Right. Those are reasonable use cases.

bq. Like I said before, these two usage scenarios are mutually exclusive. The source can either be from DB or from CLASS, but not from both.

Interesting. I wonder if one could unify all three modes, and eliminate the need for the {{$_defaultSource}} property. In other words, the behavior is determined solely by the value in {{$_defaultValues}}:


class foo extends Zend_Db_Table_Abstract
{
  protected $_defaultValues = array(
    'col1' => 456,   -- set field value to specified literal
    'col2' => true,  -- set field value based on table metadata
    'col3' => false, -- do not set field value
                     -- do not set field value for missing 'col4'
  );
}

This allows the developer to use either class-defined or db-defined defaults on a column-by-column basis. This may seem like it runs even more afoul of the offensive TMTOWTDI. But on the other hand, it simplifies the usage by eliminating {{$_defaultSource}}.

bq. Also keep in mind, that without doing anything, the default behavior is DEFAULT_NONE where no defaults are set.
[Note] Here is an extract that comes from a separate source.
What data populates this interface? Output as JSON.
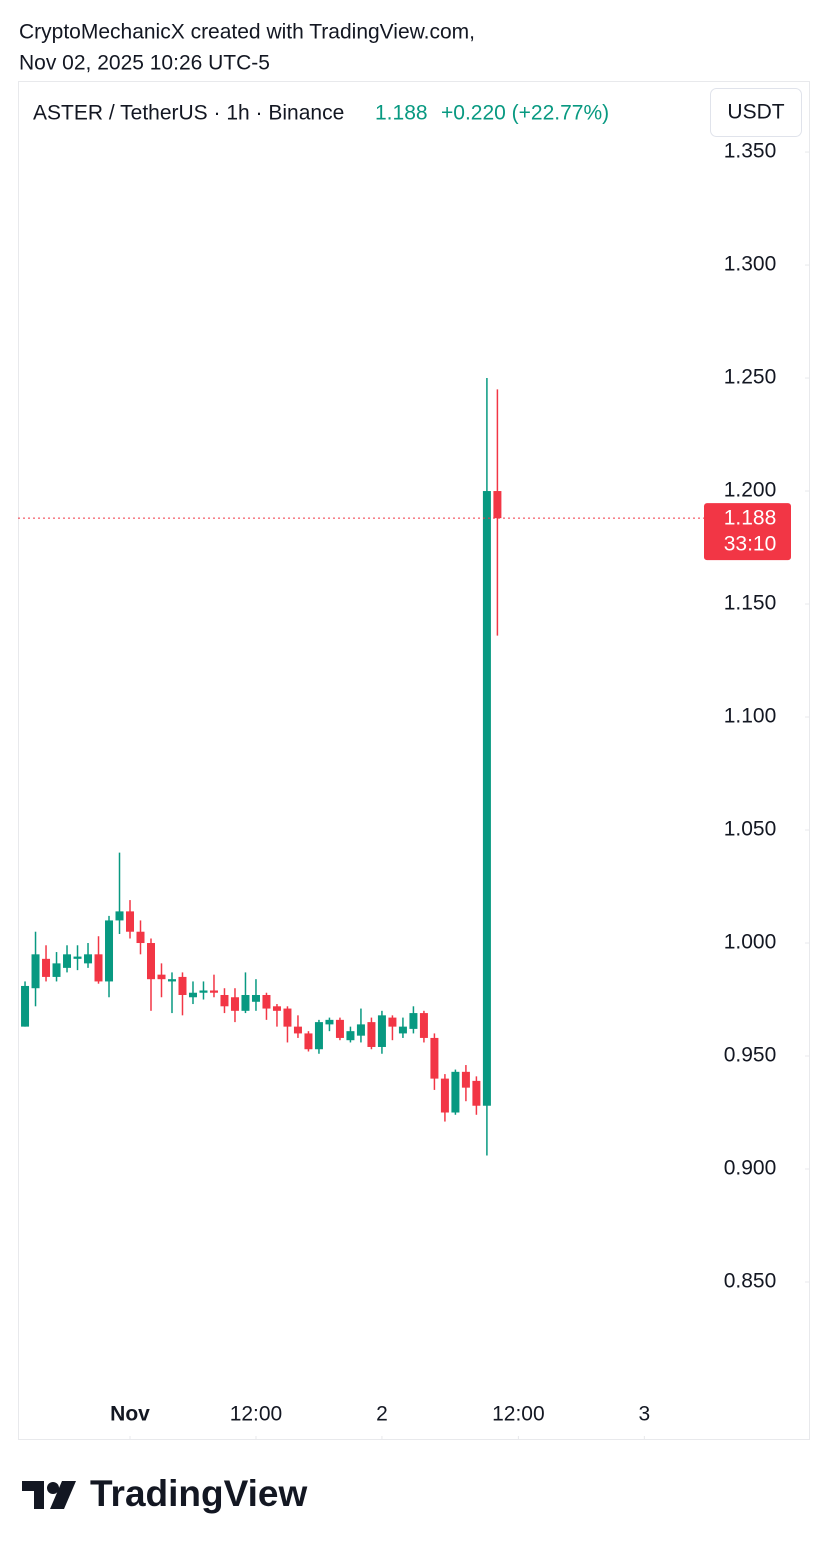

This is an OPT-IN feature...

Yes, fair enough; I did not make that connection in my previous comment.

bq. The second assumption is that the developer has made the decision to use the database as a RDBMS and not simply as a datastore.
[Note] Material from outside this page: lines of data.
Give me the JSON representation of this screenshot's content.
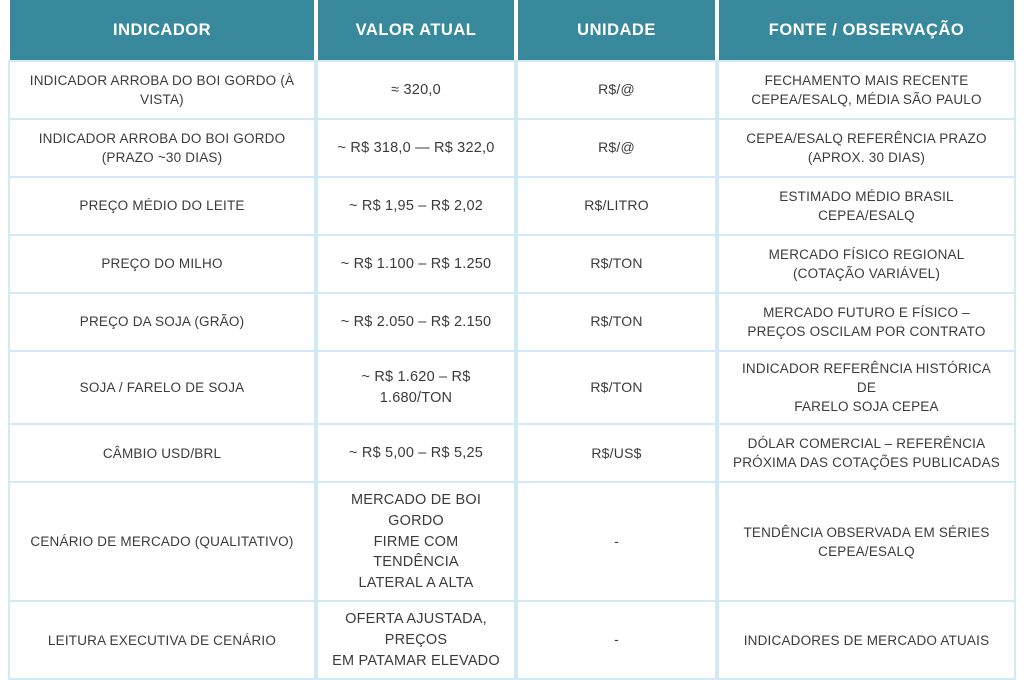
{
  "colors": {
    "header_bg": "#38899b",
    "header_text": "#ffffff",
    "grid_line": "#d2eaf5",
    "body_text": "#3b3b3b",
    "page_bg": "#ffffff"
  },
  "chart_data": {
    "type": "table",
    "columns": [
      "INDICADOR",
      "VALOR ATUAL",
      "UNIDADE",
      "FONTE / OBSERVAÇÃO"
    ],
    "rows": [
      [
        "INDICADOR ARROBA DO BOI GORDO (À VISTA)",
        "≈ 320,0",
        "R$/@",
        "FECHAMENTO MAIS RECENTE\nCEPEA/ESALQ, MÉDIA SÃO PAULO"
      ],
      [
        "INDICADOR ARROBA DO BOI GORDO (PRAZO ~30 DIAS)",
        "~ R$ 318,0 — R$ 322,0",
        "R$/@",
        "CEPEA/ESALQ REFERÊNCIA PRAZO\n(APROX. 30 DIAS)"
      ],
      [
        "PREÇO MÉDIO DO LEITE",
        "~ R$ 1,95 – R$ 2,02",
        "R$/LITRO",
        "ESTIMADO MÉDIO BRASIL\nCEPEA/ESALQ"
      ],
      [
        "PREÇO DO MILHO",
        "~ R$ 1.100 – R$ 1.250",
        "R$/TON",
        "MERCADO FÍSICO REGIONAL\n(COTAÇÃO VARIÁVEL)"
      ],
      [
        "PREÇO DA SOJA (GRÃO)",
        "~ R$ 2.050 – R$ 2.150",
        "R$/TON",
        "MERCADO FUTURO E FÍSICO –\nPREÇOS OSCILAM POR CONTRATO"
      ],
      [
        "SOJA / FARELO DE SOJA",
        "~ R$ 1.620 – R$ 1.680/TON",
        "R$/TON",
        "INDICADOR REFERÊNCIA HISTÓRICA DE\nFARELO SOJA CEPEA"
      ],
      [
        "CÂMBIO USD/BRL",
        "~ R$ 5,00 – R$ 5,25",
        "R$/US$",
        "DÓLAR COMERCIAL – REFERÊNCIA\nPRÓXIMA DAS COTAÇÕES PUBLICADAS"
      ],
      [
        "CENÁRIO DE MERCADO (QUALITATIVO)",
        "MERCADO DE BOI GORDO\nFIRME COM TENDÊNCIA\nLATERAL A ALTA",
        "-",
        "TENDÊNCIA OBSERVADA EM SÉRIES\nCEPEA/ESALQ"
      ],
      [
        "LEITURA EXECUTIVA DE CENÁRIO",
        "OFERTA AJUSTADA,\nPREÇOS\nEM PATAMAR ELEVADO",
        "-",
        "INDICADORES DE MERCADO ATUAIS"
      ]
    ]
  }
}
Sigh. Yes, that is my assumption. Unfortunately you are correct that the prevailing state of web software development eschews RDBMS principles. I think it is to their disadvantage, and it could be the role of frameworks to guide them to better behavior, but at this point it's like pushing water uphill.
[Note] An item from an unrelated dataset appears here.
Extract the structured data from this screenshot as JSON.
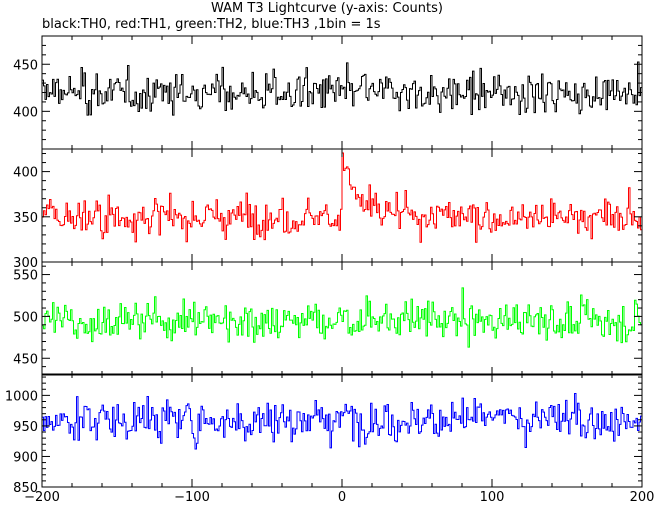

I apologize for being negative. I just read a bunch of blogosphere announcements for "Drizzle" -- a fork of MySQL to "refactor" out a lot of the features that make it SQL-compliant. I say fie on them!


Okay, I retract my objection to this feature. If this is what people want, then go for it. I'm satisfied that the implementation is opt-in, so it won't break BC. Please consider the change I suggested to make the usage simpler.

@Bill Karwin - 23/Jul/08 01:26 PM

{quote}In Ralph's code, DEFAULTS_NONE does nothing, so unset fields are left unset. The Row object may give missing fields the Row's idea of default values. Fields that are still unset when they reach the db are given defaults according to db metadata.{quote}

Sorry, I got confused because Zend_Db_Table's behaviour when I created this issue vs. 1.5.2 is different. When I created this the row was pre filled with NULLs and those NULLs were sent in the INSERT statement, thereby stopping the DB using it's own defaults. Thanks to Simon Mundy's change on the 17/Feb/08 this is no longer the case, only changed fields are sent in the INSERT, allowing the table defaults.

{quote}The $_defaultValues array needs to be a non-static member of the Table class, so you can specify this column-by-column treatment of defaults according to the table. This associative array has keys that need to be the names of columns in the database table it maps to. So it can't be a static member of Zend_Db_Table_Abstract.{quote}

To clarify, I didn't mean the $_defaultValues property, I meant the $_defaultSource property, which could be set as a static property of Zend_Db_Table_Abstract as a global setting for all tables.

@Everyone

As far as I'm concerned this issue was resolved by Simon Mundy's change on the 17/Feb/08. I've no idea why THIS issue was re-opened, because what we're now discussing is really a completely separate feature. Regardless of that, the current (1.5.2) behaviour does exactly what I was after when I originally created the issue, and so long as this new feature is OPT-IN (which I shouldn't think I'll be doing), I have nothing further to add.